Mme Sandrine Dogor-Such (RN). La proposition de résolution qui nous est soumise aujourd’hui appelle de notre part une vigilance particulière tant sur le plan juridique que sur le plan politique. Arrivée d’Europe centrale, la communauté gitane s’installe à Perpignan au début du XVe siècle. Peuples nomades, ils se sont sédentarisés au cours des siècles et leur histoire touche le cœur des Perpignanais depuis très longtemps. Aujourd’hui, la communauté gitane a une implantation particulièrement importante, dans le quartier Saint-Jacques, au cœur du centre-ville.

Pour en venir au texte, sur le fond, le Rassemblement National soutient la reconnaissance du génocide subi pendant la Seconde guerre mondiale par l’ensemble des peuples nomades, qui ont payé un très lourd tribut face à la barbarie nazie. Citoyens dans leurs pays respectifs, leur mode de vie a induit des fragilités sociales qui en font des victimes toutes désignées. Pour preuve, l’existence à Auschwitz d’un « camp des Tziganes » spécifiquement réservé à ces populations illustre ce lourd héritage.

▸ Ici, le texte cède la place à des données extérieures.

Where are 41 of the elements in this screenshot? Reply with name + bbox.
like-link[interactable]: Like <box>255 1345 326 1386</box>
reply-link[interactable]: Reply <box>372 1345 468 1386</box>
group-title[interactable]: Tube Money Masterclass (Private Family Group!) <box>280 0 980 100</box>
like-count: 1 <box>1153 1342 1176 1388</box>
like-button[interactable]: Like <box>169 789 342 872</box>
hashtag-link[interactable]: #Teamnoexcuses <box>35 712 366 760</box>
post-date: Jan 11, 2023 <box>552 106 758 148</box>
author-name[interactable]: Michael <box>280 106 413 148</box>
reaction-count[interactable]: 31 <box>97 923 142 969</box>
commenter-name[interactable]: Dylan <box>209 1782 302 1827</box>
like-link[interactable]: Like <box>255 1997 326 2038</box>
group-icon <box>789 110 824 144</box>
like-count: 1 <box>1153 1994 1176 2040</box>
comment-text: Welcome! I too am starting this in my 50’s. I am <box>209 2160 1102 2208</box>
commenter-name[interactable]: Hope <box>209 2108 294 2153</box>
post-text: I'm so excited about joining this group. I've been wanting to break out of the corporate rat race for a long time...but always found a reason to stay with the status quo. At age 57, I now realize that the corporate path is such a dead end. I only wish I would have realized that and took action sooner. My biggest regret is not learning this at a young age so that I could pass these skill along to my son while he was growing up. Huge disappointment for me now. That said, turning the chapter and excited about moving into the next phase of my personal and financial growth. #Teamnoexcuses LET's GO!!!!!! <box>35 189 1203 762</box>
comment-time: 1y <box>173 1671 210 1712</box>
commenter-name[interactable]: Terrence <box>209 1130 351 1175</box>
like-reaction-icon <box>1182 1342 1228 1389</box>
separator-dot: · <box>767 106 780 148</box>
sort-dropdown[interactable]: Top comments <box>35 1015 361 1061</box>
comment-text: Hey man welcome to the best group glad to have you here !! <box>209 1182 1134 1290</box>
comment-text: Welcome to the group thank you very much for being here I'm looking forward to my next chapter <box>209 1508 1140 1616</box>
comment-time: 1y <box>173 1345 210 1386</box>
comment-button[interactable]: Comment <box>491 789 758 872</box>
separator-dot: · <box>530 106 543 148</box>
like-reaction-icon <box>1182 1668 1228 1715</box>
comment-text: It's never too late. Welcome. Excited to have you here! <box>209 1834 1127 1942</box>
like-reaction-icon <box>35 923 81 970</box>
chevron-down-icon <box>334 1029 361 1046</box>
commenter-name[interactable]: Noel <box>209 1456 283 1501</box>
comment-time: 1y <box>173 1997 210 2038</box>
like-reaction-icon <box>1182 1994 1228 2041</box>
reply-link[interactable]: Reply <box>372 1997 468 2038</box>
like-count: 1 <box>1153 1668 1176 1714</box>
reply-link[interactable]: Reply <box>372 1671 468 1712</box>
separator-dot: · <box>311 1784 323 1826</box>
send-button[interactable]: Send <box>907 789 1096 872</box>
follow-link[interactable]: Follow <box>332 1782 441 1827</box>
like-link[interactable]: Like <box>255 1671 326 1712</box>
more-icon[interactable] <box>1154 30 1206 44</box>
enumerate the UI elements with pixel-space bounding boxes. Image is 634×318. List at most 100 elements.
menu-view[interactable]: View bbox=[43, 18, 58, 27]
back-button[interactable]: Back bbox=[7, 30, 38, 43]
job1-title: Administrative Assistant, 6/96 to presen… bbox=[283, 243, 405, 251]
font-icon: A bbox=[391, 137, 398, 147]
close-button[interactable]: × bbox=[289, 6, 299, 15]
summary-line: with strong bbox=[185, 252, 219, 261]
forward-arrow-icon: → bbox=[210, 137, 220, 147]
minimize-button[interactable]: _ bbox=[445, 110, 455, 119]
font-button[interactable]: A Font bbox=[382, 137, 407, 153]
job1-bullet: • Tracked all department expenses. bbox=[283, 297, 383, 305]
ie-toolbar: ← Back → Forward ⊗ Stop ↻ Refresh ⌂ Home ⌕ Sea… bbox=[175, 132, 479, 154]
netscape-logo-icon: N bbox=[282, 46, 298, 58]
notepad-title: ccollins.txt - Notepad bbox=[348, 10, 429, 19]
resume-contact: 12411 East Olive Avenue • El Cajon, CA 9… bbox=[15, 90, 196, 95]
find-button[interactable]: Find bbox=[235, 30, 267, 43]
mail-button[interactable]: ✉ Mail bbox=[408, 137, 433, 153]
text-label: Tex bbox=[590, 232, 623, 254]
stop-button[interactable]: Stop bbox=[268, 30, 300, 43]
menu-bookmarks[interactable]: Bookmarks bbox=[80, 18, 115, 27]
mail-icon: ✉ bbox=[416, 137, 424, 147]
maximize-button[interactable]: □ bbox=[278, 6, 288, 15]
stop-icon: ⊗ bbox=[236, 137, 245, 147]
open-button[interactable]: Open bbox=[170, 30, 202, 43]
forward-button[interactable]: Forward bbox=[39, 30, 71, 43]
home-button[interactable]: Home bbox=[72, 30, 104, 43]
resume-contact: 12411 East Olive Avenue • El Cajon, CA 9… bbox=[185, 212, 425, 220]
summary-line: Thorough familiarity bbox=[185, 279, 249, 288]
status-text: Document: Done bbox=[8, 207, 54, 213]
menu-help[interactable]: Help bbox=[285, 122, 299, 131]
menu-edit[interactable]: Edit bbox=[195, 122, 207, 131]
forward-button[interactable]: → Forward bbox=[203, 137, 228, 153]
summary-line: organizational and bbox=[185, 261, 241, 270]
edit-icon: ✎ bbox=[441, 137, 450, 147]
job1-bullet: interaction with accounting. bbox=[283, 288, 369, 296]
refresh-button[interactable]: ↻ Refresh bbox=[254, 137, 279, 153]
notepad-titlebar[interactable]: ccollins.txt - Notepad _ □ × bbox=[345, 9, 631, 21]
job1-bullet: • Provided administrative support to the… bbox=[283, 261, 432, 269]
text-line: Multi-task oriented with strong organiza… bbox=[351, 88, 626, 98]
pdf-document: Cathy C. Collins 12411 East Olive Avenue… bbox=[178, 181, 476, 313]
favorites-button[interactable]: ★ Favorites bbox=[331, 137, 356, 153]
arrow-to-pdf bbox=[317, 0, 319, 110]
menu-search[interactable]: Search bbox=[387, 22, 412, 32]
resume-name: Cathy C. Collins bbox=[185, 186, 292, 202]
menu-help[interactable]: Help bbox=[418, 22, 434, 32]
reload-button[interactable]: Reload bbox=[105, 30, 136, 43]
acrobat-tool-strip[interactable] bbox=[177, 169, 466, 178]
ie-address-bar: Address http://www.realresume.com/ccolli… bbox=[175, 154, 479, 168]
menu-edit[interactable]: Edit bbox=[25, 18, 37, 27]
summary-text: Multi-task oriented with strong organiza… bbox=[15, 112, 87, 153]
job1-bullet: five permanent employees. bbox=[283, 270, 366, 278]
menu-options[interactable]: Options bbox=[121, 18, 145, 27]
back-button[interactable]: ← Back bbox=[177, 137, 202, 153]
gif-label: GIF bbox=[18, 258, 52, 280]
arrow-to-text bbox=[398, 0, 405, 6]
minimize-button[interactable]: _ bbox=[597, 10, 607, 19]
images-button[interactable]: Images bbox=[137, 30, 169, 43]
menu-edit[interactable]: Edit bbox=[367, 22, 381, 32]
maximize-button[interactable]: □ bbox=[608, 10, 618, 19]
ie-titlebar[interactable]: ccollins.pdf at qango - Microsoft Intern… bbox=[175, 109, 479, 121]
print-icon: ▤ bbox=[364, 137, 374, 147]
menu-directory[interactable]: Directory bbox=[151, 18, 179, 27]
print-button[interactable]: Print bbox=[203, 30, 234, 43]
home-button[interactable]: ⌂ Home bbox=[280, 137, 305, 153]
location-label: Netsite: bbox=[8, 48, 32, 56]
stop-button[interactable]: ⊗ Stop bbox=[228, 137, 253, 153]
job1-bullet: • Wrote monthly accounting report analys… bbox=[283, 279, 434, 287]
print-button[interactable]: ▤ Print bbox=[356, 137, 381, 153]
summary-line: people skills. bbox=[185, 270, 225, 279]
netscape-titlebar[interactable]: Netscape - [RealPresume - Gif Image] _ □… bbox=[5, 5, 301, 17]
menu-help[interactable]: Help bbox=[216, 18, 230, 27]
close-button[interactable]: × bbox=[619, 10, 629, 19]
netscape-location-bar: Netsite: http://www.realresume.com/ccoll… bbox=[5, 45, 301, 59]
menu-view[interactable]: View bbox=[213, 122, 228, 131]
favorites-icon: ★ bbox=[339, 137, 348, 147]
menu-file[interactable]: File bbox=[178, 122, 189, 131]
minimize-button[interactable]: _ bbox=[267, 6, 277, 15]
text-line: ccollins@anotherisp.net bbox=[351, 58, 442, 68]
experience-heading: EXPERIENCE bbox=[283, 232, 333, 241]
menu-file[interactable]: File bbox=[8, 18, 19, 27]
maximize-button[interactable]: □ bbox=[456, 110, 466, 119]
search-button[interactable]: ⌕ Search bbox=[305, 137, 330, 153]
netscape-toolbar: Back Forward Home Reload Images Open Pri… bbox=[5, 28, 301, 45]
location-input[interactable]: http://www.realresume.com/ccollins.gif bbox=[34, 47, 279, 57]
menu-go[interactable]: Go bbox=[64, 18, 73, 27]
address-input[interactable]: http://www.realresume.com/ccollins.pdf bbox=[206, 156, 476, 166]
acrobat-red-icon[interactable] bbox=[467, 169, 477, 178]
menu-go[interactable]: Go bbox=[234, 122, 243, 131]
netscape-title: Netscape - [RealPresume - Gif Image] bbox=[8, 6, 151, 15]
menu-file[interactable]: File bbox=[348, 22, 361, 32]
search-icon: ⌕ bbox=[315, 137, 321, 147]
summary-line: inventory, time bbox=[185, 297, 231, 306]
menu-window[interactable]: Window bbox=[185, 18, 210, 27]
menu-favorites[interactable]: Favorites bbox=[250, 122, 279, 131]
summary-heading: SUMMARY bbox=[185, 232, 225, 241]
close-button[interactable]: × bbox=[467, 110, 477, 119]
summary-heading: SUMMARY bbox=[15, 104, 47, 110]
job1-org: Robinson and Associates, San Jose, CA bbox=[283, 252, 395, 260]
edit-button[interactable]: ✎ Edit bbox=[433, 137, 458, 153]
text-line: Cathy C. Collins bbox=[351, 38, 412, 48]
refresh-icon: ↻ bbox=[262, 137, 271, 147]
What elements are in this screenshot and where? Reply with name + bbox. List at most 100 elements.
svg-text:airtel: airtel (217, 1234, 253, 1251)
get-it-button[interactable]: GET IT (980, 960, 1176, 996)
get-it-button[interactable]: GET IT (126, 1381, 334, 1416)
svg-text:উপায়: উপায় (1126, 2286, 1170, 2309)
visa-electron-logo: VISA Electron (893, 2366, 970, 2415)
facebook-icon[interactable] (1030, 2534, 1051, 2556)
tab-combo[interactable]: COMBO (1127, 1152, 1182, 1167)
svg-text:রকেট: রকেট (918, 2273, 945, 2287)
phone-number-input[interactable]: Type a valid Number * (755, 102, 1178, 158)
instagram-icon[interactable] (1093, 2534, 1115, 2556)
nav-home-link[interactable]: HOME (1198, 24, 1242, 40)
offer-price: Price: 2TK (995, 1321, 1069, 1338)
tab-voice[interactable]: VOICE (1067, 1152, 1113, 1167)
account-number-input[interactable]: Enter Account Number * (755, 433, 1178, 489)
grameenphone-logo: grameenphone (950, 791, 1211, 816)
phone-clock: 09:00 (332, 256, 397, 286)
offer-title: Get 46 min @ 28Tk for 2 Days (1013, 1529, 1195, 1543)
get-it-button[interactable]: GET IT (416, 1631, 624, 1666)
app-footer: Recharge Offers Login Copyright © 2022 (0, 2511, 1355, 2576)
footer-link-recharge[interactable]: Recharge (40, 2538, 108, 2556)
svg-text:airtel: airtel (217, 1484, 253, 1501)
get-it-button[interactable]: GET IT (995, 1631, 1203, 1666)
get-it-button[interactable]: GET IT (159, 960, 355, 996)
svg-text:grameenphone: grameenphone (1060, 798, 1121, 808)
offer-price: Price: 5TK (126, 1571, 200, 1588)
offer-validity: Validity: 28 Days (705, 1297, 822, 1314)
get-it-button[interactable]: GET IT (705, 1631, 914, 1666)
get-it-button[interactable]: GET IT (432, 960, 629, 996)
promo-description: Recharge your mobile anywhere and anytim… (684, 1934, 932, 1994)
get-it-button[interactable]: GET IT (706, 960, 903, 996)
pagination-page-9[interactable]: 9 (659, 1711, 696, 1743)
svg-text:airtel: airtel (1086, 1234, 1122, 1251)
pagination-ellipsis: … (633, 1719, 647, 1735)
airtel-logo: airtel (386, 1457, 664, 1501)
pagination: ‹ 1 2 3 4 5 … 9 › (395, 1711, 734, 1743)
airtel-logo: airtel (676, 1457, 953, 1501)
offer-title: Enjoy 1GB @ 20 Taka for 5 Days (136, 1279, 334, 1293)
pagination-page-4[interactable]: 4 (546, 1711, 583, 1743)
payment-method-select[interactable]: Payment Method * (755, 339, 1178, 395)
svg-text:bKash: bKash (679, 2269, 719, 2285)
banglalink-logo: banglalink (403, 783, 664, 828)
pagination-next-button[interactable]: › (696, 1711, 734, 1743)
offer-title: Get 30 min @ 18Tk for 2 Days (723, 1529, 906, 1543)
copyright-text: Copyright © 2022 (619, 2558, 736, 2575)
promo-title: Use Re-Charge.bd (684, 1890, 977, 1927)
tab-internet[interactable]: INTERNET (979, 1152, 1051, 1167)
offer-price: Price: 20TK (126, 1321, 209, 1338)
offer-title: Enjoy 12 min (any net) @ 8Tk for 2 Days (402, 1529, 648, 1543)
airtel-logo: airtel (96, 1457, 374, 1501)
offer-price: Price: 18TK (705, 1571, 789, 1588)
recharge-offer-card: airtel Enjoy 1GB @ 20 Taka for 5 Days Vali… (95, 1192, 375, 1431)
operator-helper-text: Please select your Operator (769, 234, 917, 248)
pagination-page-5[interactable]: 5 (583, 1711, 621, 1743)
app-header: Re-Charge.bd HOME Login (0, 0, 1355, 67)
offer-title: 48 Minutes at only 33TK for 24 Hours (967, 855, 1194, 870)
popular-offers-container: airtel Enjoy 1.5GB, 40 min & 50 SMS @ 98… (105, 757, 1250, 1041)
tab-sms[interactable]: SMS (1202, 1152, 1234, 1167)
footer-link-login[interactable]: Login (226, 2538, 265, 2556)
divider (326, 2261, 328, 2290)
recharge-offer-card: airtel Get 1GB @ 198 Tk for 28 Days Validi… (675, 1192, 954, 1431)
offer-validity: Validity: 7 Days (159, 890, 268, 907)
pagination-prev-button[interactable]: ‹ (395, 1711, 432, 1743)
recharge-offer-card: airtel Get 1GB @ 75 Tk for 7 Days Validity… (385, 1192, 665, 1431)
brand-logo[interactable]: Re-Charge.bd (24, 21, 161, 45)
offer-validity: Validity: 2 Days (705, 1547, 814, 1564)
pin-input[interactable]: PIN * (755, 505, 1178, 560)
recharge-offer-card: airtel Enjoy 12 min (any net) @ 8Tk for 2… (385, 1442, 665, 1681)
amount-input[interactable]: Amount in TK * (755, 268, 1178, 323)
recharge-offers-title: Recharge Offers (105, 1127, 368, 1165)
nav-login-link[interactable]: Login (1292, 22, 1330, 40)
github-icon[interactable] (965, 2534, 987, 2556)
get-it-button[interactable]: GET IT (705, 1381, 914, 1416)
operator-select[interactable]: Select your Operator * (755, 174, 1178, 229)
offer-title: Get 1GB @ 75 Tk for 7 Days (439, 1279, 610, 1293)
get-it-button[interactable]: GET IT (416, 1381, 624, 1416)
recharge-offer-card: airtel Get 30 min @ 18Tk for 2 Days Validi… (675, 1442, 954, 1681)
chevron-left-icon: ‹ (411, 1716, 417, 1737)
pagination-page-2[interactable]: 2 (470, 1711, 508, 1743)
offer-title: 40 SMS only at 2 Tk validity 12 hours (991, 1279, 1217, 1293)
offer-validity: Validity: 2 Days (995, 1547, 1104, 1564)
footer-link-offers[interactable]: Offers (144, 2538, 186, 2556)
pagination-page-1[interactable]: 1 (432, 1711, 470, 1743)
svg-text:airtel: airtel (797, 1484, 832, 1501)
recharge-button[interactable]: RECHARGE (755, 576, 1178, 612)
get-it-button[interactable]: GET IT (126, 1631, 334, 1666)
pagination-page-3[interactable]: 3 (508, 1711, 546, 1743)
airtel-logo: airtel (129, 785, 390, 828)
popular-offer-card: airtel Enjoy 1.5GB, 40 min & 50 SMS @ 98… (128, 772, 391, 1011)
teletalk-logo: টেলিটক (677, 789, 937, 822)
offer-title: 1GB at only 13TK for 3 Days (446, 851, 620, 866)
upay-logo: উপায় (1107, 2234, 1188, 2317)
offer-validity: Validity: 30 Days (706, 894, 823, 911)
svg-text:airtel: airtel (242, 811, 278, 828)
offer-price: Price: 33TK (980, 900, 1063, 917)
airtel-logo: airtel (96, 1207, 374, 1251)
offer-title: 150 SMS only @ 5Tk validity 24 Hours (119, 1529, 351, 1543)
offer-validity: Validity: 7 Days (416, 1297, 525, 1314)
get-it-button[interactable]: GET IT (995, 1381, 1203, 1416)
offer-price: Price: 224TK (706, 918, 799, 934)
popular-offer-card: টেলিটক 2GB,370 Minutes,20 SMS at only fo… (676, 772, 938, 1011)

Sur la forme, derrière l’intention mémorielle légitime, plusieurs dérives sont préoccupantes. L’inflation mémorielle et la multiplication des commémorations nationales, ainsi que l’instrumentalisation politique au niveau européen. La souveraineté abdiquée par la Chambre des députés lors du vote du 10 juillet 1940 était inaliénable. Je rappelle qu’elle n’appartient qu’au peuple français qui n’a jamais voté pour l’État français.

Ce raisonnement victimaire récurrent apparaît aujourd’hui contestable, et la propension à la repentance peut être perçue comme une faute historique. Notre devoir est de préserver une mémoire unificatrice, plutôt que de multiplier des mémoires segmentées.

Nous devons honorer toutes les victimes de l’Histoire, avec gravité et exigence. Nous déplorons une résolution qui fragilise des concepts juridiques fondamentaux, multiplie les dispositifs sans cohérence et inscrit la mémoire nationale dans une logique de gouvernance européenne.

Mme Sandra Regol, rapporteure. Il est intéressant de relever que vous évoquez un risque lié à l’adoption de ce texte, alors même que le groupe auquel vous appartenez, le Rassemblement National, a été signataire d’un texte similaire déposé au Parlement européen en 2015. Il en résulte une certaine incohérence dans les motifs avancés pour justifier votre opposition.

Je retiens, en revanche, que vous partagez avec nous l’idée d’une inscription très ancienne des peuples Voyageurs dans notre histoire commune, qu’elle s’ancre dans le Sud comme ailleurs.

S’agissant de la notion de « victimisation », si nous n’étions pas capables d’affronter notre histoire, nous ne serions pas le peuple français que nous sommes aujourd’hui. Au contraire, assumer notre histoire, dans ses parts les plus lumineuses comme dans ses aspects les plus sombres, est ce qui nous permet de faire peuple.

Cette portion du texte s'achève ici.